MARIA MISOVICH, Manoj Silva, Robert Blakeslee, Jonas Baltrusaitis, Alexander Laskin, Purdue University

     Abstract Number: 359
     Working Group: Aerosol Chemistry

Abstract
Struvite (NH₄MgPO₄•6H₂O) is a water insoluble mineral nanocrystal frequently found in fertilizers that can be transported to airborne particles by raindrop-induced aerosolization from agricultural soils exposed to irrigation and rain events. Guaiacyl acetone (GA, C₁₀H₁₂O₃), a prominent product of biomass burning emissions, partitions rapidly into the aqueous phase, suggesting that it is a relevant proxy compound to represent organic species in aqueous-phase atmospheric aerosol.
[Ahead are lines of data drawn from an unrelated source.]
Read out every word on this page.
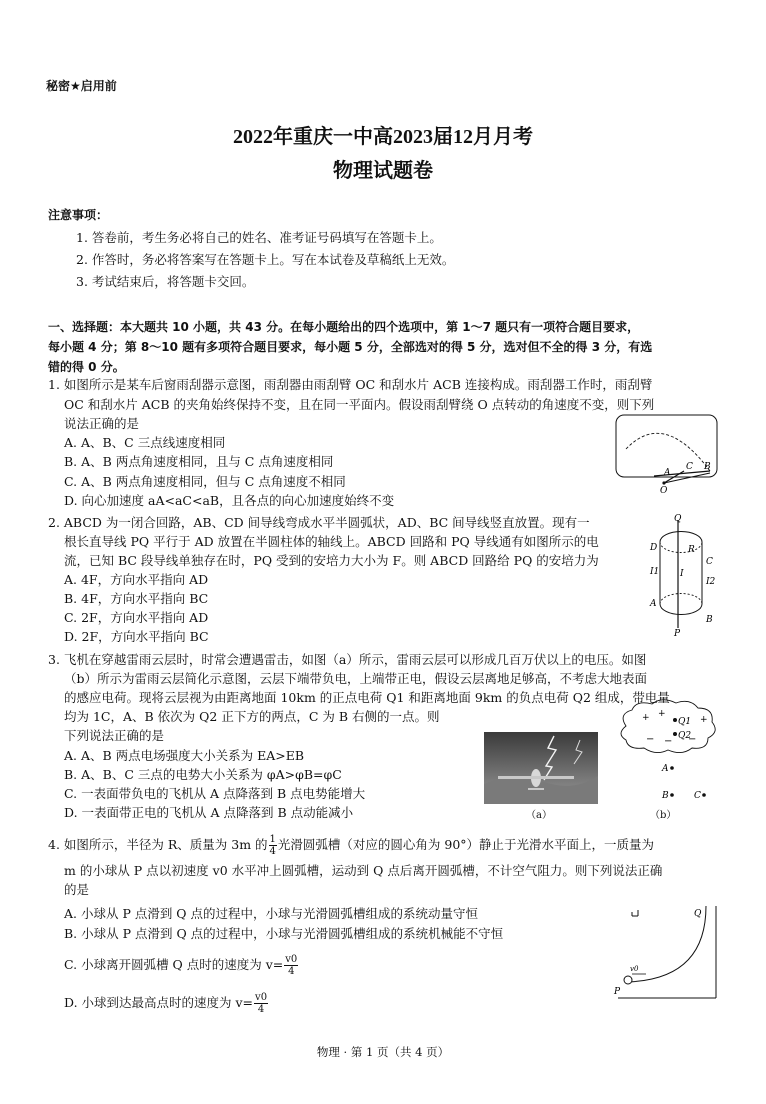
秘密★启用前
2022年重庆一中高2023届12月月考
物理试题卷
注意事项：
1. 答卷前，考生务必将自己的姓名、准考证号码填写在答题卡上。
2. 作答时，务必将答案写在答题卡上。写在本试卷及草稿纸上无效。
3. 考试结束后，将答题卡交回。
一、选择题：本大题共 10 小题，共 43 分。在每小题给出的四个选项中，第 1～7 题只有一项符合题目要求，
每小题 4 分；第 8～10 题有多项符合题目要求，每小题 5 分，全部选对的得 5 分，选对但不全的得 3 分，有选
错的得 0 分。
1. 如图所示是某车后窗雨刮器示意图，雨刮器由雨刮臂 OC 和刮水片 ACB 连接构成。雨刮器工作时，雨刮臂
OC 和刮水片 ACB 的夹角始终保持不变，且在同一平面内。假设雨刮臂绕 O 点转动的角速度不变，则下列
说法正确的是
A. A、B、C 三点线速度相同
B. A、B 两点角速度相同，且与 C 点角速度相同
C. A、B 两点角速度相同，但与 C 点角速度不相同
D. 向心加速度 aA<aC<aB，且各点的向心加速度始终不变
A
C B
O
2. ABCD 为一闭合回路，AB、CD 间导线弯成水平半圆弧状，AD、BC 间导线竖直放置。现有一
根长直导线 PQ 平行于 AD 放置在半圆柱体的轴线上。ABCD 回路和 PQ 导线通有如图所示的电
流，已知 BC 段导线单独存在时，PQ 受到的安培力大小为 F。则 ABCD 回路给 PQ 的安培力为
A. 4F，方向水平指向 AD
B. 4F，方向水平指向 BC
C. 2F，方向水平指向 AD
D. 2F，方向水平指向 BC
Q
D	R
C
I1 I
I2
A
B
P
3. 飞机在穿越雷雨云层时，时常会遭遇雷击，如图（a）所示，雷雨云层可以形成几百万伏以上的电压。如图
（b）所示为雷雨云层简化示意图，云层下端带负电，上端带正电，假设云层离地足够高，不考虑大地表面
的感应电荷。现将云层视为由距离地面 10km 的正点电荷 Q1 和距离地面 9km 的负点电荷 Q2 组成，带电量
均为 1C，A、B 依次为 Q2 正下方的两点，C 为 B 右侧的一点。则
下列说法正确的是
A. A、B 两点电场强度大小关系为 EA>EB
B. A、B、C 三点的电势大小关系为 φA>φB=φC
C. 一表面带负电的飞机从 A 点降落到 B 点电势能增大
D. 一表面带正电的飞机从 A 点降落到 B 点动能减小	（a）
+ +
+
Q1
− − −
Q2
A
B	C
（b）
4. 如图所示，半径为 R、质量为 3m 的 $\frac{1}{4}$ 光滑圆弧槽（对应的圆心角为 90°）静止于光滑水平面上，一质量为
m 的小球从 P 点以初速度 v0 水平冲上圆弧槽，运动到 Q 点后离开圆弧槽，不计空气阻力。则下列说法正确
的是
A. 小球从 P 点滑到 Q 点的过程中，小球与光滑圆弧槽组成的系统动量守恒
B. 小球从 P 点滑到 Q 点的过程中，小球与光滑圆弧槽组成的系统机械能不守恒
C. 小球离开圆弧槽 Q 点时的速度为 $v= \frac{v0}{4}$
D. 小球到达最高点时的速度为 $v= \frac{v0}{4}$
Q
P
v0
物理 · 第 1 页（共 4 页）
When irradiated in the presence of triplet excited carbon (³C*), GA has been found to undergo rapid oxidation reactions to form monomeric and dimeric brown carbon products. This study investigates the effect of struvite on the photoreactions of aqueous GA in the presence of 3,4-dimethoxybenzaldehyde (DMB, C₉H₁₀O₃), a source of ³C* frequently found in biomass burning emissions. A solar simulator was used to mimic sunlight. GA and DMB were irradiated with and without struvite, and samples of the resulting reaction mixtures were collected at 0, 20, 60, and 120 minutes. Chemical components of the mixtures were analyzed using reversed phase liquid chromatography interfaced with a photodiode array detector and an ESI-HRMS Orbitrap mass analyzer. Our results indicate that introducing struvite into the system accelerates the formation of major chromophore products and catalyzes the formation of several minor unique chromophores not found in the struvite-free system. Struvite serves as a heterogenous catalyst, and it is also suspected to generate OH radicals in water. Top down mass absorption coefficient (MAC) plots indicate that total absorbance decreases with irradiation in all three systems, but that the rate is impacted by the presence of struvite. Mass spectra show that the products initially fall into classes of monomers and dimers, but that products outside of these classes formed after longer irradiation times. Elemental formulas were assigned for all prominent chromophores. Tentative structures and a mechanism were proposed and discussed.